The Act provided for a three month transition period from 1 July 2013 to 30 September 2013 to allow vehicle owners to bring their motor tax status up to date by making either or both a retrospective and prospective off-road declaration, as appropriate.

The new arrangements have been fully in force since 1 October 2013. These only allow for a future declaration which must be made in the month before tax falls due. The declaration of non-use can be made at any time during that month, either via the local motor tax office or online, and is free of charge. The declaration cannot be made along with a payment of arrears which is payable only once a full month has elapsed i.e. where a vehicle has been without tax for a full calendar month. The minimum period for which a vehicle licence can be taken out is three months.

As the Non-Use of Motor Vehicles Act 2013 made minimal other changes to the existing taxation system, no changes were made to the duration of vehicle licences, which can be taken out for three, six or twelve months, or to the payment of arrears which are required to be paid in conjunction with the taking out of a vehicle licence, where there is a gap of more than a month between the expiry of the last vehicle licence and the renewal of the next licence.
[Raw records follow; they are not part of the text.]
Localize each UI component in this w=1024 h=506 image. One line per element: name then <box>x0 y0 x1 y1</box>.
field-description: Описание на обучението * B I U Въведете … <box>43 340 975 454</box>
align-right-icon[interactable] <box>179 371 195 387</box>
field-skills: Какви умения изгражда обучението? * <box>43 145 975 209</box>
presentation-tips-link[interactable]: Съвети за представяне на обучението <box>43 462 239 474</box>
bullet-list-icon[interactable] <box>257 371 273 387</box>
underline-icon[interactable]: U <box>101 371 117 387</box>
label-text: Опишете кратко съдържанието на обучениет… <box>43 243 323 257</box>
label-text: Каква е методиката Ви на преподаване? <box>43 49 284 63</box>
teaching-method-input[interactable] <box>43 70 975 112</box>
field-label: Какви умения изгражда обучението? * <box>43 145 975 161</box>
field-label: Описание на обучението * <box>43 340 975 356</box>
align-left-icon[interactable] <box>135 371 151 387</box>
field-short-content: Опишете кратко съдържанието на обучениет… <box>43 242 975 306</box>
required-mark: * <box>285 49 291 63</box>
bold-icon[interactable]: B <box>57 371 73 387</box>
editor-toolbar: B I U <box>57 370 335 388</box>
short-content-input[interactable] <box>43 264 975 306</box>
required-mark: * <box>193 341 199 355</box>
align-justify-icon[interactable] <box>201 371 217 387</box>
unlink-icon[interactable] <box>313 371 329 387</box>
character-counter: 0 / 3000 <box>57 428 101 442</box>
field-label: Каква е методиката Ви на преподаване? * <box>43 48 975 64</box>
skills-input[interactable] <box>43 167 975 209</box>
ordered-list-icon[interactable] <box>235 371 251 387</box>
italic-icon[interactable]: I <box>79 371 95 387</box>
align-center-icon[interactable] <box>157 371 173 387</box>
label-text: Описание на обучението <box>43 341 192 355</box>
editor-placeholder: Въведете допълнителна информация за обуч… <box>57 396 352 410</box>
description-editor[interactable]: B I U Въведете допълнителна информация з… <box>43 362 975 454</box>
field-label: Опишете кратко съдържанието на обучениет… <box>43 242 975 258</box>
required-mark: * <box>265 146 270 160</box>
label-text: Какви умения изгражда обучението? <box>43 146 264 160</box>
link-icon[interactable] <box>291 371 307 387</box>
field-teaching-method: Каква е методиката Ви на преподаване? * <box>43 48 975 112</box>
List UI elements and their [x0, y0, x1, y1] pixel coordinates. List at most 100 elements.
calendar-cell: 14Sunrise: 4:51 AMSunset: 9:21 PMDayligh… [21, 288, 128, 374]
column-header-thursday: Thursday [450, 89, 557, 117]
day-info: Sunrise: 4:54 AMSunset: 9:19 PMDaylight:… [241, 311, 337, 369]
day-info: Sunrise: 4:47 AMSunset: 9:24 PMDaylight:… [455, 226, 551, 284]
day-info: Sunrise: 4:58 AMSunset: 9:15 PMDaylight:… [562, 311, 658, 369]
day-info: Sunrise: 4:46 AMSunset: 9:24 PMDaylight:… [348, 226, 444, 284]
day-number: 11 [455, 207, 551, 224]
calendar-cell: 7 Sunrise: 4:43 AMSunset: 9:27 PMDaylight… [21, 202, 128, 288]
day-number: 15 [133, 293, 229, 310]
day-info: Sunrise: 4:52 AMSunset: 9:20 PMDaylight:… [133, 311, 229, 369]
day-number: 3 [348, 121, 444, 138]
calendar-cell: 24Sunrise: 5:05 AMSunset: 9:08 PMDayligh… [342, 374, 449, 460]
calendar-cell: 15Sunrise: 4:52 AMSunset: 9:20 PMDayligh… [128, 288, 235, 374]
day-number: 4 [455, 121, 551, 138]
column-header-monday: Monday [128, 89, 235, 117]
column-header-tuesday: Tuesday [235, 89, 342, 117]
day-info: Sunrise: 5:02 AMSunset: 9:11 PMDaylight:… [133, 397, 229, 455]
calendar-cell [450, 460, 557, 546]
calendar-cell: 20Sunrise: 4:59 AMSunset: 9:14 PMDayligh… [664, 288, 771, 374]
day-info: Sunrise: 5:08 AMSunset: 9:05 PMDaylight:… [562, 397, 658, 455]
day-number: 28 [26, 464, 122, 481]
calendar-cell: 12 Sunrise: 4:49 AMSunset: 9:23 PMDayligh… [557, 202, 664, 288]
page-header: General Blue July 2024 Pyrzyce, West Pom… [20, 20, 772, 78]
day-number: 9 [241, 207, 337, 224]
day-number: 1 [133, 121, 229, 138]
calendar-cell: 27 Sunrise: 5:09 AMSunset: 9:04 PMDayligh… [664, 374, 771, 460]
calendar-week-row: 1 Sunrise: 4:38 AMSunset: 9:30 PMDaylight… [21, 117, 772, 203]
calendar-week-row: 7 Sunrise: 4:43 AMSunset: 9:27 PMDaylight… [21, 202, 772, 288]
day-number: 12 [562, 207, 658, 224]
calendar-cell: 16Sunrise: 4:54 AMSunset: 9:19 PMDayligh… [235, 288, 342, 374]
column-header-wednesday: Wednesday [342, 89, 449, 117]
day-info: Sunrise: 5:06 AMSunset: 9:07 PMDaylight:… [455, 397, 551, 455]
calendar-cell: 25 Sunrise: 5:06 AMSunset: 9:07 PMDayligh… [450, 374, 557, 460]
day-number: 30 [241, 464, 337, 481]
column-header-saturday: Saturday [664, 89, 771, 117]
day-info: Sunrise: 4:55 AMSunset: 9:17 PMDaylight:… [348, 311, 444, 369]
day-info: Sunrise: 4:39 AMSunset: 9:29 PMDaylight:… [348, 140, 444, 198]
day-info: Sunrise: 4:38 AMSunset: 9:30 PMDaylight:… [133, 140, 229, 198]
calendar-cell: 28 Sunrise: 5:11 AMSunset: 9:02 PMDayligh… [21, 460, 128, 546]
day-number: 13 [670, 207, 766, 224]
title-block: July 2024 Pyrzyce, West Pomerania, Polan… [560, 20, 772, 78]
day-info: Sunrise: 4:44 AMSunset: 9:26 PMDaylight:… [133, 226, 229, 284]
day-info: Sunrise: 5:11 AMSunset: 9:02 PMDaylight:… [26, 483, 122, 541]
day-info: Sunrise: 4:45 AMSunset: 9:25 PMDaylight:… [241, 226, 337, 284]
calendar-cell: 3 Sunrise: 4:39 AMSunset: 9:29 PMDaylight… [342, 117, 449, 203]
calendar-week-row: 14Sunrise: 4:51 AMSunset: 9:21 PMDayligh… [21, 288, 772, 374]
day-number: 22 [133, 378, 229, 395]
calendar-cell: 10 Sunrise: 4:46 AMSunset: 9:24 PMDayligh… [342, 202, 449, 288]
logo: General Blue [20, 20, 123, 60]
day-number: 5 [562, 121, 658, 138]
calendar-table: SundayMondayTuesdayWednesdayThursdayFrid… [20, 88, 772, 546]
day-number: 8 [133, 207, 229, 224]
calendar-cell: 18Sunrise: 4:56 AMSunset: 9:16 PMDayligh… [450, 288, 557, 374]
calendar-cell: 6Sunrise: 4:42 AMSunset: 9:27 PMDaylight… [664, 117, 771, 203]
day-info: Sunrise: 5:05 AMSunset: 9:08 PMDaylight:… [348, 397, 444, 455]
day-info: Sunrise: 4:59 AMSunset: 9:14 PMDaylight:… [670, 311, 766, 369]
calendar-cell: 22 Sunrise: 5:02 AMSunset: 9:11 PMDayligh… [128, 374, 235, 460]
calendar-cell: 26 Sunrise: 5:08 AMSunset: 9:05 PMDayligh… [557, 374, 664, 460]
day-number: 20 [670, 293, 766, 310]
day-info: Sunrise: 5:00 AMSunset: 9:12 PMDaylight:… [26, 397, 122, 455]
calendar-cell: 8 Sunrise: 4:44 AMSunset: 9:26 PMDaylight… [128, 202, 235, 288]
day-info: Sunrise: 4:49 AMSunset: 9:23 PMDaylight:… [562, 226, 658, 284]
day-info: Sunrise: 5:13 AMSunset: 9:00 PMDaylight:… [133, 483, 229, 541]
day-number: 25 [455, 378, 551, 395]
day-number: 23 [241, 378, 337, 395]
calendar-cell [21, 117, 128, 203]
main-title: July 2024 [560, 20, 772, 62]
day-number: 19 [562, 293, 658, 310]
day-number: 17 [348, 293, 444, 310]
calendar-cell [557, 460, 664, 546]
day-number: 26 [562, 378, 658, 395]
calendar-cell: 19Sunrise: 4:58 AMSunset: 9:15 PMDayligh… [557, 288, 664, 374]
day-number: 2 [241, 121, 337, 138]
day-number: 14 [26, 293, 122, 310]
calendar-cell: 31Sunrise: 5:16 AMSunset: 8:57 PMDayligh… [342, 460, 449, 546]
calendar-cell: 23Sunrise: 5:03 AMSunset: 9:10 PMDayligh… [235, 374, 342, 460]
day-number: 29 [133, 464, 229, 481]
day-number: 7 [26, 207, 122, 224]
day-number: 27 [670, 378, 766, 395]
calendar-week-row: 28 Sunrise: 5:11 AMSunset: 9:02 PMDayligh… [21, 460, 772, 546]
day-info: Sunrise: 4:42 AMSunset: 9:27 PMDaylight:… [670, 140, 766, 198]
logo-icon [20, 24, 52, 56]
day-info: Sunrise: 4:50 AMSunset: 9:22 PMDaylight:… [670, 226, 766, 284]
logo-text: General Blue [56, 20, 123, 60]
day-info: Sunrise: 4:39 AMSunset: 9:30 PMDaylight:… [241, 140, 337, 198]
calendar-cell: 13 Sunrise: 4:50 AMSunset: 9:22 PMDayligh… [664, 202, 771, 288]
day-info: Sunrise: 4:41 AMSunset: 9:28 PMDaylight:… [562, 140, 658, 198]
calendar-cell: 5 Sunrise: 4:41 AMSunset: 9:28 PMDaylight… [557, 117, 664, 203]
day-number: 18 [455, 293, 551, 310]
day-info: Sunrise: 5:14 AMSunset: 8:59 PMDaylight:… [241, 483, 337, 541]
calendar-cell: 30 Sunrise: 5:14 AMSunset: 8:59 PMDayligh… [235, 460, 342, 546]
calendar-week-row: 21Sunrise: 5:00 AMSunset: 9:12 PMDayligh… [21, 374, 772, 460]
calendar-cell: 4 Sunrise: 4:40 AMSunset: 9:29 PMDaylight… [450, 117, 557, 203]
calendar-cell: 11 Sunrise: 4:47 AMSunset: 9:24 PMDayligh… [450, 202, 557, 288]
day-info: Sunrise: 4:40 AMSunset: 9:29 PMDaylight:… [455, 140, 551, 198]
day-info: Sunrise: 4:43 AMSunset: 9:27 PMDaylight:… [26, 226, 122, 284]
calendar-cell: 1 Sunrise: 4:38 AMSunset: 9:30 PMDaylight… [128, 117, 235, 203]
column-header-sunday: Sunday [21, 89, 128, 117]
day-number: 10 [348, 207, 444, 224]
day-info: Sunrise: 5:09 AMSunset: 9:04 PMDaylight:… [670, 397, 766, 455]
There was extensive public notice of the Act’s coming into force and widespread awareness-raising of the new arrangements from before the start of the transition period. The measures are aimed at closing an evasion loophole, costing taxpayers approximately €55m per annum, which was facilitated through the use of retrospective declarations. They are also intended to ensure that motorists keep their vehicle status up to date, that is, the vehicle should be either taxed or the subject of a declaration of non-use. This is important both from an enforcement aspect as well as ensuring a consistent flow of income to the Local Government Fund.